In fast allen Branchen werden Mini-Jobs hauptsächlich von Frauen ausgeführt, oft mehrere gleichzeitig. Der Dienstleistungssektor (Gesundheit, Erziehung, Gastgewerbe, Arbeit in privaten Haushalten) ist oft immer noch „Frauensache“. Sobald vermehrt Frauen in einer Berufsgruppe auftreten, sinken sogar das Prestige dieser Tätigkeit und damit auch der finanzielle „Wert“ der Arbeit.

Der Widerspruch zwischen gesellschaftlicher Produktion und privatisierter Reproduktion ist im Kapitalismus nicht aufzulösen, es stehen kaum Ressourcen für eine Vergesellschaftung von Erziehung, Pflege und Hausarbeit zur Verfügung. Diese Gesellschaft kann nur existieren, wenn die bürgerliche Familie als (kostengünstige) Reproduktionsstruktur weiter besteht. Fast immer sind es  Frauen, die zuhause Kinder und Senioren pflegen und nebenbei den Haushalt schmeißen, da der Mann als Hauptverdiener es sich nicht leisten kann, seine Arbeitszeit zu verkürzen.

Trotz jahrzehntelanger Aufklärung sehen sich Frauen immer noch täglich mit gewaltsamem und chauvinistischem Verhalten von Männern konfrontiert.

Die patriarchale Unterdrückung wird von PolitikerInnen und Kirchen als natürliche Ordnung proklamiert. Die ursprünglich einmal gleichberechtigte Arbeitsteilung in der Urgesellschaft, als Frauen der Mittelpunkt einer Gruppe waren, die bedingt durch die Kinderaufzucht gleichwertigen Anteil an der Reproduktionsarbeit hatten, scheint auf dem vorkapitalistischen Stand geblieben zu sein. Die Frau gilt als Garantin für das Wohlergehen der Familie und die Weitergabe des Vermögens, bei Bedarf zu niedrigem Lohn einsetzbar in der Produktion, in Krisenzeiten auf prekäre Beschäftigung, „Nebenjobs“ und den Haushalt zurückgeworfen, und weit entfernt von einer freien Wahl ihrer Lebensweise auf finanziellem, sozialem oder sexuellem Gebiet.

Wir wollen nicht bei einem Feminismus stehen bleiben, wo Frauen ihre spezifischen Probleme thematisieren, abseits der Männer, die sich den „allgemeinen“ politischen Aufgaben stellen. Nur im gemeinsamen Kampf der Lohnabhängigen auf allen Ebenen werden wir erfolgreich sein.

Vergesellschaftung

Frauenunterdrückung ist ein wichtiger Faktor der kapitalistischen Gesellschaft und kann nur durch den Sturz dieses Systems überwunden werden.

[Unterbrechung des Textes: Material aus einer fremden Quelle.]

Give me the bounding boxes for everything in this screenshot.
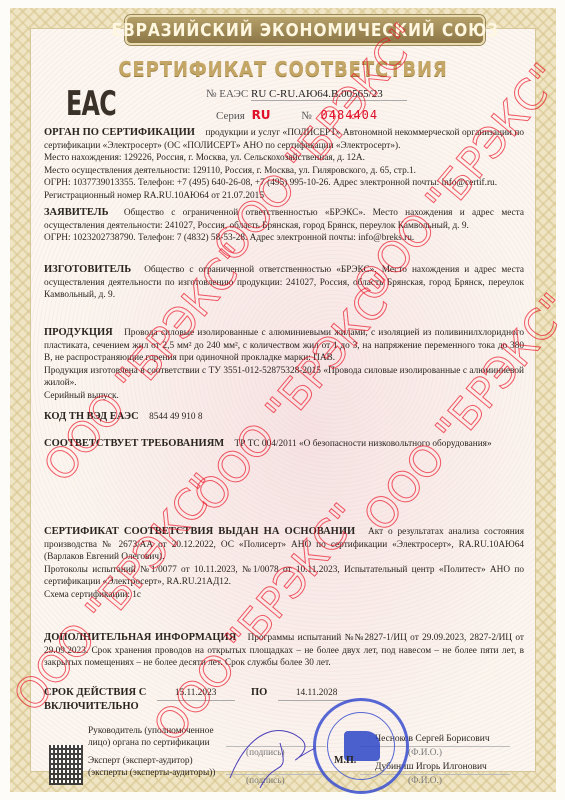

Erst wenn die Löhne unter allen Arbeitenden gerecht verteilt werden, wenn Frauen genauso wie Männer wirklich die freie Wahl haben, welcher Arbeit sie nach ihren Fähigkeiten nachgehen wollen (ohne Verlust gesellschaftlicher Anerkennung). Erst wenn die Last der Reproduktion gerecht verteilt und vergesellschaftet ist, wenn unsere Kinder in einem System aufgefangen werden, das nicht mehr die Hauptverantwortung der Familie zuschiebt und die soziale Herkunft betont, wenn sich Frauen und Männer am Aufbau einer neuen Gesellschaft beteiligen und Solidarität mit allen benachteiligten und bedrohten Personengruppen praktisch geübt wird, werden wir erleben, dass klassische Rollenverteilung ihre Bedeutung verliert, ebenso wie bisherige Hierarchien.

Ob Barbie diese Revolution überlebt, wie sie sich dann kleidet und ob sie dann mit Ken oder Dolly im Dreamhouse wohnt, wird dabei eine untergeordnete Rolle spielen, denn unsere Kinder sollen von einer Gesellschaft geprägt werden, die ihre Entwicklung selbst in die Hand nimmt und bewusst gemäß den menschlichen Bedürfnissen plant.